In Witness Whereof I hereunto set my hand.
------------------------------------
Commissioner of the Superior Court
STATE OF CONNECTICUT)
) ss. at Hartford
COUNTY OF HARTFORD )
On this 5th day of December, 1990, before me, the undersigned officer,
personally appeared Xxxxxx X. Xxxxxxxx, who acknowledge himself to be a loan
officer of the Connecticut Development Authority, and that he as such officer,
being authorized so to do, executed the foregoing instrument for the purposes
therein contained, by signing the name of the Connecticut Development Authority
by himself as such officer.
In Witness Whereof I hereunto set my hand.
------------------------------------
Commissioner of the Superior Court
SCHEDULE A
(a) All goods of the DEBTOR, including without limitation: machinery,
equipment, furniture, furnishings, fixtures, tools, supplies and motor
vehicles of every kind and description now or hereafter owned by the
DEBTOR or in which the DEBTOR may have or may hereafter acquire any
interest, together with all customer lists and records of the business
and all improvements thereto.
(b) All inventory of the DEBTOR, including, but not limited to: all
merchandise, raw material, parts, supplies, work in process, finished
products intended for sale, of every kind and description now or
hereafter owned by and in the custody of or possession, actual or
constructive, of the DEBTOR including such inventory as is temporarily
out of the DEBTOR's custody or possession and including any returns
upon any accounts or other proceeds, including insurance proceeds,
resulting from the sale or disposition of any of the foregoing,
including, among other things, but not limited to, raw materials and
finished products and including all other classes of merchandise,
materials, parts, supplies, work in process, inventories and finished
products intended for sale by the DEBTOR including inventory
temporarily removed from its customary location.
(c) All contract rights and general intangibles of the DEBTOR, including
without limitation: goodwill, trademarks, trade styles, trade names,
patents, patent applications and deposit accounts.
(d) All present and future accounts, accounts receivable and other
receivables and all books and records relating thereto.
(e) All documents, instruments and chattel paper; and whether any of the
foregoing types or items of property referred to in (a) through (e)
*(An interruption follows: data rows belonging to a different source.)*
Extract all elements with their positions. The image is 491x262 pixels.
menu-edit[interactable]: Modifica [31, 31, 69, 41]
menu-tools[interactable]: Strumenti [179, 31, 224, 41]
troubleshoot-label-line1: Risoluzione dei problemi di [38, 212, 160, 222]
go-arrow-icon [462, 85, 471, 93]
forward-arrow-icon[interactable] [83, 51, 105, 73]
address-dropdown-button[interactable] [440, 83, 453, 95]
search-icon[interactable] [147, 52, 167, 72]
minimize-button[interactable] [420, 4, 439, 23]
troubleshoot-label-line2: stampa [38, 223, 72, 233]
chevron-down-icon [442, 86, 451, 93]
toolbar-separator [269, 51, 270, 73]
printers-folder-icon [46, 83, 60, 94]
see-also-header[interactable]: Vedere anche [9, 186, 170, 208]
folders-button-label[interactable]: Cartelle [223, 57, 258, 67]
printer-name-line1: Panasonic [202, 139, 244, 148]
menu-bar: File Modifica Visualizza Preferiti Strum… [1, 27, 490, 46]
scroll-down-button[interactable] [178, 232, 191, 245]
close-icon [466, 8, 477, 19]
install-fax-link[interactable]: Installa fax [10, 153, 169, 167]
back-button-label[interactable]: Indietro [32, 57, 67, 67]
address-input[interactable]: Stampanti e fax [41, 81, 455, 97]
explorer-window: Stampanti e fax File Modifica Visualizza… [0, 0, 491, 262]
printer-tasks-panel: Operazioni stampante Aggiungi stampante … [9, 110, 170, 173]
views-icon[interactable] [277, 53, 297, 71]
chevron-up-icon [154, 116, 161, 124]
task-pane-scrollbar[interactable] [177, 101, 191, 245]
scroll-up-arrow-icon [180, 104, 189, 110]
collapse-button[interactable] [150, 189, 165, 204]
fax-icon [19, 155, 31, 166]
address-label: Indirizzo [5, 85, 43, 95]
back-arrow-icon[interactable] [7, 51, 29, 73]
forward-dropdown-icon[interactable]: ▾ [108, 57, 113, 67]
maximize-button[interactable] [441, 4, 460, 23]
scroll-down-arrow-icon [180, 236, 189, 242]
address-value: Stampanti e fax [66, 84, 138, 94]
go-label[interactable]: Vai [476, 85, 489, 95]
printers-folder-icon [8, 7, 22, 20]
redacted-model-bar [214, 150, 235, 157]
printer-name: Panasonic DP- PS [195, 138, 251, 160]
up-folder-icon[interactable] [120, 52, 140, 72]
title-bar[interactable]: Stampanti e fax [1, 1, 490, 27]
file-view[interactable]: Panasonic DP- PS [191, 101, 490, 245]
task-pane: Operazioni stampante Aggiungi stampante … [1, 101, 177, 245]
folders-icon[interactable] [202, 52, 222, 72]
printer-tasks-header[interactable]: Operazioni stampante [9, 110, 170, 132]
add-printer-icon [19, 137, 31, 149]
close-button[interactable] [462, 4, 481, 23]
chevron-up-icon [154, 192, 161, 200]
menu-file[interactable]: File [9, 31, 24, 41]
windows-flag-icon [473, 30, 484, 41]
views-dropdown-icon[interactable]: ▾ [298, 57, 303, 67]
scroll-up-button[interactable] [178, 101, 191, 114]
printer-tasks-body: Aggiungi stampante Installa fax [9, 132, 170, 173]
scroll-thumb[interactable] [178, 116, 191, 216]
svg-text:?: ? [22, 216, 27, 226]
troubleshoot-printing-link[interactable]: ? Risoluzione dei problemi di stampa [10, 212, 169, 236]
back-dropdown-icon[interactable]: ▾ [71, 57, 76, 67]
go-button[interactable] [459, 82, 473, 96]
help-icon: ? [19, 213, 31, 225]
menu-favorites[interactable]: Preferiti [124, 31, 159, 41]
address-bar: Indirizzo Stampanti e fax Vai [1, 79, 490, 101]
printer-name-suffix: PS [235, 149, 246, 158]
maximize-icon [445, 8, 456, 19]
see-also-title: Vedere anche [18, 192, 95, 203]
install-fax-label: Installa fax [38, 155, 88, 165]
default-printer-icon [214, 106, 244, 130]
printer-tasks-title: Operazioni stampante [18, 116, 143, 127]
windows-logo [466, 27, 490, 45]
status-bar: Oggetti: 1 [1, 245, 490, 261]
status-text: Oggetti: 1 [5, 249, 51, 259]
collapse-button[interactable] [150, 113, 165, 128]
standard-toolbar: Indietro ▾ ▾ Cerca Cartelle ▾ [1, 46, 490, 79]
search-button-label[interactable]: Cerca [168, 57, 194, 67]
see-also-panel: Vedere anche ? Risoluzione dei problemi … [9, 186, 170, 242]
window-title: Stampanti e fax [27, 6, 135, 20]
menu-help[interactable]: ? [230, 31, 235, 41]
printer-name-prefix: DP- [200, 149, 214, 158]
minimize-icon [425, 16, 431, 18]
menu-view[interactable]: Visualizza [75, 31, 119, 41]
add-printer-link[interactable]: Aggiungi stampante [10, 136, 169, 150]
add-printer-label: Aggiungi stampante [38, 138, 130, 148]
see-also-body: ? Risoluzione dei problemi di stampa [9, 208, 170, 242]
above (the "Collateral") shall be acquired or created by the DEBTOR at
any time hereafter, wherever located, and the products and proceeds of
the Collateral and any replacements, additions, accessions, or
substitutions of the Collateral, after acquired property, and the
accounts or proceeds arising from the sale of disposition of any
inventory of the DEBTOR including any returns thereof; including,
where applicable, the proceeds of insurance covering the Collateral.